No entanto o debate sobre estes temas não se tem feito dentro de espaços

laicos e democráticos, dentro dos partidos, das escolas, dos sindicatos, das

associações, organizações não governamentais, etc. Tem se dado nas igrejas sob

145

uma ótica dogmática, irracional e maniqueísta pautada na fé, na obediência ou no

temor a um ser metafísico que não se explica racionalmente.

Sem dúvidas um retrocesso na consolidação das instituições e de uma

cultura democrática.

Todos os dados interpretados nesta pesquisa levam a crer que se não

houve no Brasil, ainda, a explosão de uma participação política não

institucionalizada não foi por apego e confiança na democracia. Faltou a

insatisfação popular com a vida.

Ninguém vai às ruas derrubar presidentes, bater panela, levantar

barricadas, organizar assembléias nos bairros, enfrentar a polícia, exigir que “se

vayan todos” se está satisfeito ou muito satisfeito com a vida que vai levando ou

ainda, se considera bom o muito bom o momento em que vive.

As instituições democráticas brasileiras foram salvas em 2005, em grande

medida, pela estabilidade econômica vivida no país. Um cenário de crise como o

vivido pela Argentina em 2001, em que a recessão econômica jogou na linha da

pobreza uma parte da classe média, teria feito, no Brasil, estragos tão grandes ou

maiores dos que os por lá verificados.

O fato de não crer nos canais e mecanismos institucionais de mediação de

conflitos sociais não significa que o povo, por este motivo só, irá se insurgir contra

eles. Sobre isso disse Trotsky:

A questão é que a sociedade não muda suas instituições na medida de suas necessidades, como um mecânico muda seus instrumentos. Pelo contrário, a sociedade toma de fato as instituições que a dominam como algo eterno. Por décadas, a crítica de oposição não é mais do que um escape para a insatisfação das massas, uma

146

condição da estabilidade da estrutura social. (...) Condições inteiramente excepcionais, independentes do desejo das pessoas e partidos, são necessárias para libertar o descontentamento das travas do conservadorismo e levar as massas à insurreição. (Trotsky, 2007: 10).
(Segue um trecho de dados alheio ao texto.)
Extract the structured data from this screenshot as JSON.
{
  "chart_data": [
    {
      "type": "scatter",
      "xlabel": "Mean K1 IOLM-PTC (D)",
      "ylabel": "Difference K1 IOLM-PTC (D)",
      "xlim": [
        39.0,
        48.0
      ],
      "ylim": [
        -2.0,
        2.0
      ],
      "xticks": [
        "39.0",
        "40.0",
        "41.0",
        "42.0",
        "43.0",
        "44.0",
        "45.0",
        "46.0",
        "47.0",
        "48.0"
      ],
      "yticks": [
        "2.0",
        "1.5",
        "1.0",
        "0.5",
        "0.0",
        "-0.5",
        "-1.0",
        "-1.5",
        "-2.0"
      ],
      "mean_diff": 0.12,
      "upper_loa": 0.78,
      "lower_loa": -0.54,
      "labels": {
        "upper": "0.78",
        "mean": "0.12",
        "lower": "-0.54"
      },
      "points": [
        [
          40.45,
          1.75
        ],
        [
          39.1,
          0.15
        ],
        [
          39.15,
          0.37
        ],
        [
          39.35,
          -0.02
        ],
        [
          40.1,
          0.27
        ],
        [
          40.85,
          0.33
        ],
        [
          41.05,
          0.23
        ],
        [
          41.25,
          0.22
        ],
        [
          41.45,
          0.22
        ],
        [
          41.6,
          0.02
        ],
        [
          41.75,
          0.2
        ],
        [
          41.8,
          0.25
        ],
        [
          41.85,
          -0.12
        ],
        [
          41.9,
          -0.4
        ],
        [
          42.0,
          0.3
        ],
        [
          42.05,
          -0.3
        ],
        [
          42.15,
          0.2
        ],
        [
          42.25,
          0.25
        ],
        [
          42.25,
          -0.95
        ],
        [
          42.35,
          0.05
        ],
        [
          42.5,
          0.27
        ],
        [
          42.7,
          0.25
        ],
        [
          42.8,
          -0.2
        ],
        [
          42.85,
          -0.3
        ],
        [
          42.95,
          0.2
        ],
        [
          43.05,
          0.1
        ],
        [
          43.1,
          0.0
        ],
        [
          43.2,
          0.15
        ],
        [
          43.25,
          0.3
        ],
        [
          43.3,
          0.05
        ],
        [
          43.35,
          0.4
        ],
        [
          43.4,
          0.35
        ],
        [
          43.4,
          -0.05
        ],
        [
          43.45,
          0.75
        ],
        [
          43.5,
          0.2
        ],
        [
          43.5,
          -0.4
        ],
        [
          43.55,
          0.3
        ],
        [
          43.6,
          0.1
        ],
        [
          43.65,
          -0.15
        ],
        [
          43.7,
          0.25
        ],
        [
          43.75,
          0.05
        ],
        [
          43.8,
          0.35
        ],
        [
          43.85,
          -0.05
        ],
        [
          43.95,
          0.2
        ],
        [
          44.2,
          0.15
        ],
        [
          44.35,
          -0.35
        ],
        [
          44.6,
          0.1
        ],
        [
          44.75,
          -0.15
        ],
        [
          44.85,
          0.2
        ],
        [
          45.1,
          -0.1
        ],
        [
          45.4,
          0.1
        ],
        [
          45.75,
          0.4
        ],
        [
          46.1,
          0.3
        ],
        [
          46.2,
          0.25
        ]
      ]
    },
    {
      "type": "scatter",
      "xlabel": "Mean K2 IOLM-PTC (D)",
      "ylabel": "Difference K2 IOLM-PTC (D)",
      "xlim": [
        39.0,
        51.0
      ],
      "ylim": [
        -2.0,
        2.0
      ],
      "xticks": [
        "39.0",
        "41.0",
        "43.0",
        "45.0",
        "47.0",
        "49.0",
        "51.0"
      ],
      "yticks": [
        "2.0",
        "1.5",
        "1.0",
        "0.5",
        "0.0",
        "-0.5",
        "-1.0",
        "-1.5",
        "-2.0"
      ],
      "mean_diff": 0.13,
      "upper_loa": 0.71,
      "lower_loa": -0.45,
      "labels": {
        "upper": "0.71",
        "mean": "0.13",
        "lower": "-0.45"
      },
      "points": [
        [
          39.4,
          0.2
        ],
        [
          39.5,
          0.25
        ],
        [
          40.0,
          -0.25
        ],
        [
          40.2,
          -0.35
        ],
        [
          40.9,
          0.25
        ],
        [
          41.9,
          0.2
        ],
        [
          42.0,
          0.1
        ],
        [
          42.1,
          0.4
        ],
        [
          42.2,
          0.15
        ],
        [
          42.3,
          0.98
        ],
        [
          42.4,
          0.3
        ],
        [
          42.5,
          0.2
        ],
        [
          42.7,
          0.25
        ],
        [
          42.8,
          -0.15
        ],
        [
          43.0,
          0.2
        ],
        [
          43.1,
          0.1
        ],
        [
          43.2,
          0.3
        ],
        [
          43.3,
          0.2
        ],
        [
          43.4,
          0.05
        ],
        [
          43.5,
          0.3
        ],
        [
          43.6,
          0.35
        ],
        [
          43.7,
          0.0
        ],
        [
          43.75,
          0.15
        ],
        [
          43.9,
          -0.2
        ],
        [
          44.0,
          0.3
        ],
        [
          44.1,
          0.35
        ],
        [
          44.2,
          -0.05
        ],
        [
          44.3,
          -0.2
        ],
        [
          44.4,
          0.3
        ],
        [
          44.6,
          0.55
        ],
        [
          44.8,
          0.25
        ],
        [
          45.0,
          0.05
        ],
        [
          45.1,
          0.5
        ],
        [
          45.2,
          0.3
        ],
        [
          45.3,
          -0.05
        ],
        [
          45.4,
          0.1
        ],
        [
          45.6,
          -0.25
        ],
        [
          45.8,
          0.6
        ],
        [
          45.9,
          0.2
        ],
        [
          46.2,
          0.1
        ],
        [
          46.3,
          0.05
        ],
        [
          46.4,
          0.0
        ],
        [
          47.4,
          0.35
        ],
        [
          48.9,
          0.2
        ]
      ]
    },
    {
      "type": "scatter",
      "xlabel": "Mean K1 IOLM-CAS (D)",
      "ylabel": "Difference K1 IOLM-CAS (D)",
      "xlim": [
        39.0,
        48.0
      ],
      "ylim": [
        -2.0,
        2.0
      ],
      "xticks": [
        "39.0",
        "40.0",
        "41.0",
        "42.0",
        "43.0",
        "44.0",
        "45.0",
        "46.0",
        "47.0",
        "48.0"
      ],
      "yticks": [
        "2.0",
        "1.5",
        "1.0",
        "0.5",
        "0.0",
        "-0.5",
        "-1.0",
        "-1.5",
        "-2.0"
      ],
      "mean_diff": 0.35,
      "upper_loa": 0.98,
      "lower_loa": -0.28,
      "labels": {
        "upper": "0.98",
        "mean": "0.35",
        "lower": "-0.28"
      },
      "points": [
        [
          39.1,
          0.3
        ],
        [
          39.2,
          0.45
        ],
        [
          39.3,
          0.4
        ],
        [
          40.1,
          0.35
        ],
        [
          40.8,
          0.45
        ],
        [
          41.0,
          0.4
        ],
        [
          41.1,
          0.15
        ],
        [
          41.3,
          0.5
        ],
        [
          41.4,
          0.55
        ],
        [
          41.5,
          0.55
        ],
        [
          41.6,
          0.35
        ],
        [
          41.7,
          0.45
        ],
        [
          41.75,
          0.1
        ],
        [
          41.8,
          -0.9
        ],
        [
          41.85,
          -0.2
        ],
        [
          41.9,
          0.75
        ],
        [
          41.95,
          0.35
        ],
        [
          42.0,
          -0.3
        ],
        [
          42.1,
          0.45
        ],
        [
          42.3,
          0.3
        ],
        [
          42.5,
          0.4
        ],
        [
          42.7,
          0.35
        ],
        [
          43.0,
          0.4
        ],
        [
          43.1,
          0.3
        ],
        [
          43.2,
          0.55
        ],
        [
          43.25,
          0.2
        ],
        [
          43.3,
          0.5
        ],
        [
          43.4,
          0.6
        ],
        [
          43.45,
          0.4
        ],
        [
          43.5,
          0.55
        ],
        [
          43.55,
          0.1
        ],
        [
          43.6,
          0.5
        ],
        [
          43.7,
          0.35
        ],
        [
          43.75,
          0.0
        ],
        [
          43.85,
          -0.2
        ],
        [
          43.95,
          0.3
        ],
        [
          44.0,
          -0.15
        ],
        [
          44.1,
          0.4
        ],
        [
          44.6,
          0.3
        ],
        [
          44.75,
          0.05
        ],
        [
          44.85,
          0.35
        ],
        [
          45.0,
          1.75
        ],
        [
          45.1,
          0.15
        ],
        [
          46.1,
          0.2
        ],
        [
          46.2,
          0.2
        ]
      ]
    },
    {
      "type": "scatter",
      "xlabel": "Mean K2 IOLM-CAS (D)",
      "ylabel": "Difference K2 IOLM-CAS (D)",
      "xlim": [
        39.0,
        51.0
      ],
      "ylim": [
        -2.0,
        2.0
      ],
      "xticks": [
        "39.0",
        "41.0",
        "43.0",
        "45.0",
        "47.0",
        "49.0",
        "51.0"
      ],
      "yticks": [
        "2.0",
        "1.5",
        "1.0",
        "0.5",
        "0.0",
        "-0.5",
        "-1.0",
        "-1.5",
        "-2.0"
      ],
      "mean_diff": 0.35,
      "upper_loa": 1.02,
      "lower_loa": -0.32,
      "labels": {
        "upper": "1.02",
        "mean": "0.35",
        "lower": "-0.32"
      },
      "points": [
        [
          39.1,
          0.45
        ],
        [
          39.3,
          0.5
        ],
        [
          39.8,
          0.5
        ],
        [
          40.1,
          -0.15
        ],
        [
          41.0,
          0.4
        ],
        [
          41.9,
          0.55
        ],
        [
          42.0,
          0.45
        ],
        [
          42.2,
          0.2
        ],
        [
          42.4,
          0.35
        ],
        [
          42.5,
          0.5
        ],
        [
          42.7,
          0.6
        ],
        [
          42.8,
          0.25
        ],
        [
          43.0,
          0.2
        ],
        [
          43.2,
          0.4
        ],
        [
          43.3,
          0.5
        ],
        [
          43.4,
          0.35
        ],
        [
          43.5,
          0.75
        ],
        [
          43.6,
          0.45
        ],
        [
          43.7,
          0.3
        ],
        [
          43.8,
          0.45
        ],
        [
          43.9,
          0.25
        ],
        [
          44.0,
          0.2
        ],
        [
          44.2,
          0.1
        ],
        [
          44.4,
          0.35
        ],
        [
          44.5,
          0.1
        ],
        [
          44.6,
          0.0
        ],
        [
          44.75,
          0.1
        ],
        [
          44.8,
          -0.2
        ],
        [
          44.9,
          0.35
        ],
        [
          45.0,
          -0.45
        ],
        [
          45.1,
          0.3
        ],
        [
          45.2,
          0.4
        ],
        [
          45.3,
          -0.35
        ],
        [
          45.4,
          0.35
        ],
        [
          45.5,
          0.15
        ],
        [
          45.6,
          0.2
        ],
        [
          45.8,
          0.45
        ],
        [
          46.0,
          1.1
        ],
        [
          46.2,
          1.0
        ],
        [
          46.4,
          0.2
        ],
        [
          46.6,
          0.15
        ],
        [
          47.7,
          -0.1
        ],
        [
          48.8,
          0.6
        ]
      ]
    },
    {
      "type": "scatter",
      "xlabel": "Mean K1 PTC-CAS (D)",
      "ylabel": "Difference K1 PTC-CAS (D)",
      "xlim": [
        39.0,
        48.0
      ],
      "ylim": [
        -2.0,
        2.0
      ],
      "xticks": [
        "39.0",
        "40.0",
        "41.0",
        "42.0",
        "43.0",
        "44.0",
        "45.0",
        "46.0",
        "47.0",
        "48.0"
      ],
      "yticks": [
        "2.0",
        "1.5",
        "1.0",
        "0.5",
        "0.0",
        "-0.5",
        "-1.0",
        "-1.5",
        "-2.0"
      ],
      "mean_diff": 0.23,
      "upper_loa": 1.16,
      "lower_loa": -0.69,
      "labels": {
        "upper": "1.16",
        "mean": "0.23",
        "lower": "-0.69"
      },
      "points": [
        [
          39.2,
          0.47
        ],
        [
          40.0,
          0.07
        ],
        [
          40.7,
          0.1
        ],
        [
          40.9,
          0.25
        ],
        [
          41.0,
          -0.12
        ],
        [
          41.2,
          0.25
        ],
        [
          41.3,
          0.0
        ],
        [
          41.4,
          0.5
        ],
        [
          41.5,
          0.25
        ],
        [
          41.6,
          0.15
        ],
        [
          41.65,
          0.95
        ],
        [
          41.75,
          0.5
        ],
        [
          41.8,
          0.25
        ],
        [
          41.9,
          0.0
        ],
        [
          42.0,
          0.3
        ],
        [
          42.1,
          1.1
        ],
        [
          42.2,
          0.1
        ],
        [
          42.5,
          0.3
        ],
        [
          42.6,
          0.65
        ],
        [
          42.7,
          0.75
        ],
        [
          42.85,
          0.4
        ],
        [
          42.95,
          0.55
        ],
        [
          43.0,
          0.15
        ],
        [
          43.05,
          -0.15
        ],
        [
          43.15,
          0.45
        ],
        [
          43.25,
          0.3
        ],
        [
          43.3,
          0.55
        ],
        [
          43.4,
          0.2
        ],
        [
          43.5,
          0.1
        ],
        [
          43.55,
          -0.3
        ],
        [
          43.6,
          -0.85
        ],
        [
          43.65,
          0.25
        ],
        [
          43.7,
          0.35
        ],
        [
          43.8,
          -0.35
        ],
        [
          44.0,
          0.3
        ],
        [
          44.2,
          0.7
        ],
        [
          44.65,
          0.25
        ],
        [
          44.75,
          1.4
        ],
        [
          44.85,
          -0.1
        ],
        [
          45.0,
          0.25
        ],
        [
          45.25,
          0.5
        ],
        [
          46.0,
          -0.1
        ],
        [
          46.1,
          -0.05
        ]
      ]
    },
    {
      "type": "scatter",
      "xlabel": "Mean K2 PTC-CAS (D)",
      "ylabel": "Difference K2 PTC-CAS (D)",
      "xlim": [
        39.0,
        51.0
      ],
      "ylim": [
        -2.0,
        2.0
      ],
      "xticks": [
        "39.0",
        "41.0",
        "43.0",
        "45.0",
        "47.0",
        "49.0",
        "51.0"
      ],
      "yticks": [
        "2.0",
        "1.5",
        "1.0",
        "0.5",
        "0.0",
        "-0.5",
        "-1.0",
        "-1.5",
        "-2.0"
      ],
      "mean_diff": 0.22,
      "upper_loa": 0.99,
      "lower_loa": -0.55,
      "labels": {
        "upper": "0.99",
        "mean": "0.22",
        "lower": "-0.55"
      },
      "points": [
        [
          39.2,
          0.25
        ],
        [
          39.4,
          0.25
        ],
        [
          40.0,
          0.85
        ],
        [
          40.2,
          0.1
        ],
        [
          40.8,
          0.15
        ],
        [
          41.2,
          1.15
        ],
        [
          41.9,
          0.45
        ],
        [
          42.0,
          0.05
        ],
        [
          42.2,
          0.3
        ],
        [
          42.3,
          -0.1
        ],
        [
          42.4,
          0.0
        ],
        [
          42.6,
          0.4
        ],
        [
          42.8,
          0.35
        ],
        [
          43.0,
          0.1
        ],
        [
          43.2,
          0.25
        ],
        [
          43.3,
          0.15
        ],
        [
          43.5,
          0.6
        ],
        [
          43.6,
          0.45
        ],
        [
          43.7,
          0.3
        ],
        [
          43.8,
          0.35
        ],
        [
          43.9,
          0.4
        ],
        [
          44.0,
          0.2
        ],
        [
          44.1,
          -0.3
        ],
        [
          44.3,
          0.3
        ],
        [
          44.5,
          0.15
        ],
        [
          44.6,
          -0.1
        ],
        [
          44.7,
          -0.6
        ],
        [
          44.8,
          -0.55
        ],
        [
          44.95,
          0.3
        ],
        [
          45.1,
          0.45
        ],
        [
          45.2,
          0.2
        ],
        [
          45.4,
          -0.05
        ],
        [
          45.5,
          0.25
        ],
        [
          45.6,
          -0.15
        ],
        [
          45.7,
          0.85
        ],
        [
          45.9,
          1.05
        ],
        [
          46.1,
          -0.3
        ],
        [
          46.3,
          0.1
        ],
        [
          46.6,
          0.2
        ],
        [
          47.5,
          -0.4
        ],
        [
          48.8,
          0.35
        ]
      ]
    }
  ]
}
Se o povo não utiliza os canais institucionais de participação política, se

mais do que isso os considera inúteis como instrumento de transformação de sua

vida, se considera a classe política preguiçosa e corrupta, se não confia na

atuação do parlamento ou do judiciário, em momentos de crise não utilizará os

partidos ou o voto como instrumento mediador de conflitos.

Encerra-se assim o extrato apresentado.